In our study, myocardial ischemia was associated with decreased ventilatory efficiency on CPET, which is known to be a poor prognostic marker both in HF and in HCM[24]. However, we did not find significant differences in exercise duration, peak VO2 or the anaerobic threshold between the ischemic and non-ischemic groups, although the latter two were slightly lower in the group with ischemia. This may be due to the small number of patients with exercise data and confirmation is needed in larger studies.

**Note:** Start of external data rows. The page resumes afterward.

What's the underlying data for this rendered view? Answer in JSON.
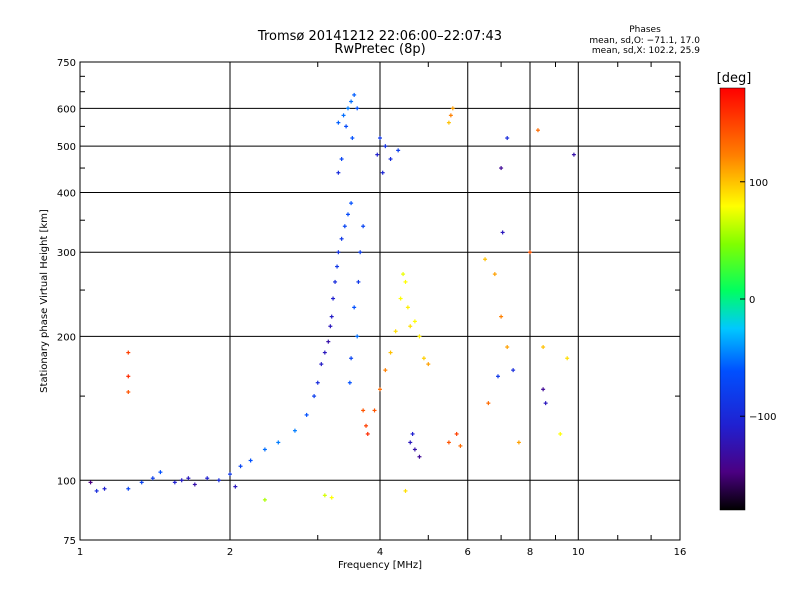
{
  "chart_data": {
    "type": "scatter",
    "title": "Tromsø 20141212 22:06:00–22:07:43",
    "subtitle": "RwPretec (8p)",
    "xlabel": "Frequency [MHz]",
    "ylabel": "Stationary phase Virtual Height [km]",
    "x_scale": "log",
    "y_scale": "log",
    "xlim": [
      1,
      16
    ],
    "ylim": [
      75,
      750
    ],
    "x_ticks": [
      1,
      2,
      4,
      8,
      16
    ],
    "x_tick_labels": [
      "1",
      "2",
      "4",
      "8",
      "16"
    ],
    "x_minor_labeled_ticks": [
      6,
      10
    ],
    "x_minor_tick_labels": [
      "6",
      "10"
    ],
    "x_grid": [
      2,
      4,
      6,
      8,
      10
    ],
    "y_ticks": [
      75,
      100,
      200,
      300,
      400,
      500,
      600,
      750
    ],
    "y_tick_labels": [
      "75",
      "100",
      "200",
      "300",
      "400",
      "500",
      "600",
      "750"
    ],
    "y_grid": [
      100,
      200,
      300,
      400,
      500,
      600
    ],
    "grid": true,
    "phases_box": {
      "title": "Phases",
      "line_o": "mean, sd,O: −71.1, 17.0",
      "line_x": "mean, sd,X: 102.2, 25.9"
    },
    "colorbar": {
      "label": "[deg]",
      "range": [
        -180,
        180
      ],
      "ticks": [
        100,
        0,
        -100
      ],
      "tick_labels": [
        "100",
        "0",
        "−100"
      ],
      "colormap": "rainbow (black-purple-blue-cyan-green-yellow-orange-red)"
    },
    "series": [
      {
        "mode": "O",
        "points": [
          [
            1.05,
            99,
            -150
          ],
          [
            1.08,
            95,
            -100
          ],
          [
            1.12,
            96,
            -110
          ],
          [
            1.25,
            96,
            -80
          ],
          [
            1.33,
            99,
            -80
          ],
          [
            1.4,
            101,
            -85
          ],
          [
            1.45,
            104,
            -70
          ],
          [
            1.55,
            99,
            -110
          ],
          [
            1.6,
            100,
            -115
          ],
          [
            1.65,
            101,
            -120
          ],
          [
            1.7,
            98,
            -130
          ],
          [
            1.8,
            101,
            -110
          ],
          [
            1.9,
            100,
            -100
          ],
          [
            2.0,
            103,
            -90
          ],
          [
            2.05,
            97,
            -120
          ],
          [
            2.1,
            107,
            -80
          ],
          [
            2.2,
            110,
            -70
          ],
          [
            2.35,
            116,
            -60
          ],
          [
            2.5,
            120,
            -55
          ],
          [
            2.7,
            127,
            -55
          ],
          [
            2.85,
            137,
            -70
          ],
          [
            2.95,
            150,
            -85
          ],
          [
            3.0,
            160,
            -100
          ],
          [
            3.05,
            175,
            -115
          ],
          [
            3.1,
            185,
            -120
          ],
          [
            3.15,
            195,
            -130
          ],
          [
            3.18,
            210,
            -120
          ],
          [
            3.2,
            220,
            -115
          ],
          [
            3.22,
            240,
            -110
          ],
          [
            3.25,
            260,
            -100
          ],
          [
            3.28,
            280,
            -90
          ],
          [
            3.3,
            300,
            -95
          ],
          [
            3.35,
            320,
            -90
          ],
          [
            3.4,
            340,
            -80
          ],
          [
            3.45,
            360,
            -75
          ],
          [
            3.5,
            380,
            -70
          ],
          [
            3.3,
            440,
            -100
          ],
          [
            3.35,
            470,
            -80
          ],
          [
            3.3,
            560,
            -65
          ],
          [
            3.38,
            580,
            -60
          ],
          [
            3.45,
            600,
            -55
          ],
          [
            3.5,
            620,
            -60
          ],
          [
            3.55,
            640,
            -65
          ],
          [
            3.6,
            600,
            -70
          ],
          [
            3.42,
            550,
            -75
          ],
          [
            3.52,
            520,
            -70
          ],
          [
            3.6,
            200,
            -60
          ],
          [
            3.55,
            230,
            -70
          ],
          [
            3.5,
            180,
            -80
          ],
          [
            3.48,
            160,
            -70
          ],
          [
            3.62,
            260,
            -90
          ],
          [
            3.65,
            300,
            -85
          ],
          [
            3.7,
            340,
            -80
          ],
          [
            3.95,
            480,
            -110
          ],
          [
            4.1,
            500,
            -95
          ],
          [
            4.2,
            470,
            -100
          ],
          [
            4.05,
            440,
            -105
          ],
          [
            4.0,
            520,
            -90
          ],
          [
            4.35,
            490,
            -85
          ],
          [
            4.6,
            120,
            -120
          ],
          [
            4.7,
            116,
            -130
          ],
          [
            4.8,
            112,
            -140
          ],
          [
            4.65,
            125,
            -110
          ],
          [
            7.0,
            450,
            -140
          ],
          [
            7.05,
            330,
            -120
          ],
          [
            7.2,
            520,
            -100
          ],
          [
            8.6,
            145,
            -120
          ],
          [
            8.5,
            155,
            -140
          ],
          [
            9.8,
            480,
            -130
          ],
          [
            6.9,
            165,
            -90
          ],
          [
            7.4,
            170,
            -100
          ]
        ]
      },
      {
        "mode": "X",
        "points": [
          [
            3.7,
            140,
            140
          ],
          [
            3.75,
            130,
            150
          ],
          [
            3.78,
            125,
            160
          ],
          [
            3.9,
            140,
            140
          ],
          [
            4.0,
            155,
            130
          ],
          [
            4.1,
            170,
            120
          ],
          [
            4.2,
            185,
            100
          ],
          [
            4.3,
            205,
            90
          ],
          [
            4.4,
            240,
            80
          ],
          [
            4.45,
            270,
            75
          ],
          [
            4.5,
            260,
            80
          ],
          [
            4.55,
            230,
            85
          ],
          [
            4.6,
            210,
            90
          ],
          [
            4.7,
            215,
            80
          ],
          [
            4.8,
            200,
            85
          ],
          [
            4.9,
            180,
            95
          ],
          [
            5.0,
            175,
            110
          ],
          [
            5.5,
            560,
            100
          ],
          [
            5.6,
            600,
            110
          ],
          [
            5.55,
            580,
            120
          ],
          [
            5.5,
            120,
            140
          ],
          [
            5.7,
            125,
            150
          ],
          [
            5.8,
            118,
            130
          ],
          [
            4.5,
            95,
            90
          ],
          [
            3.1,
            93,
            70
          ],
          [
            3.2,
            92,
            80
          ],
          [
            2.35,
            91,
            60
          ],
          [
            1.25,
            185,
            150
          ],
          [
            1.25,
            165,
            160
          ],
          [
            1.25,
            153,
            140
          ],
          [
            6.5,
            290,
            100
          ],
          [
            6.8,
            270,
            110
          ],
          [
            7.2,
            190,
            110
          ],
          [
            8.0,
            300,
            140
          ],
          [
            8.5,
            190,
            100
          ],
          [
            9.5,
            180,
            90
          ],
          [
            9.2,
            125,
            80
          ],
          [
            8.3,
            540,
            130
          ],
          [
            7.0,
            220,
            120
          ],
          [
            6.6,
            145,
            130
          ],
          [
            7.6,
            120,
            110
          ]
        ]
      }
    ]
  }
}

Our study has several limitations: this is a cohort from a tertiary referral center and selection bias limits the generalizability of the findings. However, the low-intermediate risk population is likely the group where stress CMR can influence management and frequency of monitoring. We used semi-quantitative measures of ischemia rather than absolute measures of myocardial blood flow, however, semi-quantitative measures were found to be more reproducible than quantitative methods and could be performed with commercially available software[25]. Semi-quantitative measures were also validated against microspheres albeit not in HCM[26]. We did not assess differences in MRPI in the subendocardium vs subepicardium in our study. However, studies by Tyan et al.[22], Petersen et al.[27], and others have established myocardial ischemia to predominate in the subendocardial zones. Data on exercise capacity was limited to a small subgroup which limited analysis; and Holter monitoring, genotyping, and clinical outcomes were not described. As this is a relatively low risk population, we observed only 3 deaths on follow up. Only a minority of patients enrolled underwent coronary angiography to rule out epicardial coronary disease. However, patients with LGE or ischemia in a coronary distribution were excluded; and clinical history and available diagnostic testing results were thoroughly evaluated to minimize confounding. No control population was used in this study because our primary aim was to compare HCM patients with and without ischemia and multiples studies have already established the differences between HCM patients and healthy controls.

Conclusions

We found that reduced myocardial perfusion reserve measured by vasodilator stress CMR was associated with myocardial segmental function and myocardial interstitial fibrosis, as assessed by ECV, in low-intermediate risk HCM patients. While segments with LGE had slightly lower MPRI, quantitative total ischemia burden was not associated with replacement fibrosis as total LGE burden. Reduced MRPI correlated with increased wall thickness, reduced segmental wall thickening, increased ECV, even in myocardial segments free of LGE. Patients with ischemia have greater prevalence of dynamic LVOT obstruction. In the subset of patients who underwent cardiopulmonary exercise testing, presence of ischemia was associated with worsened ventilatory efficiency but no significant difference in exercise duration or peak VO2.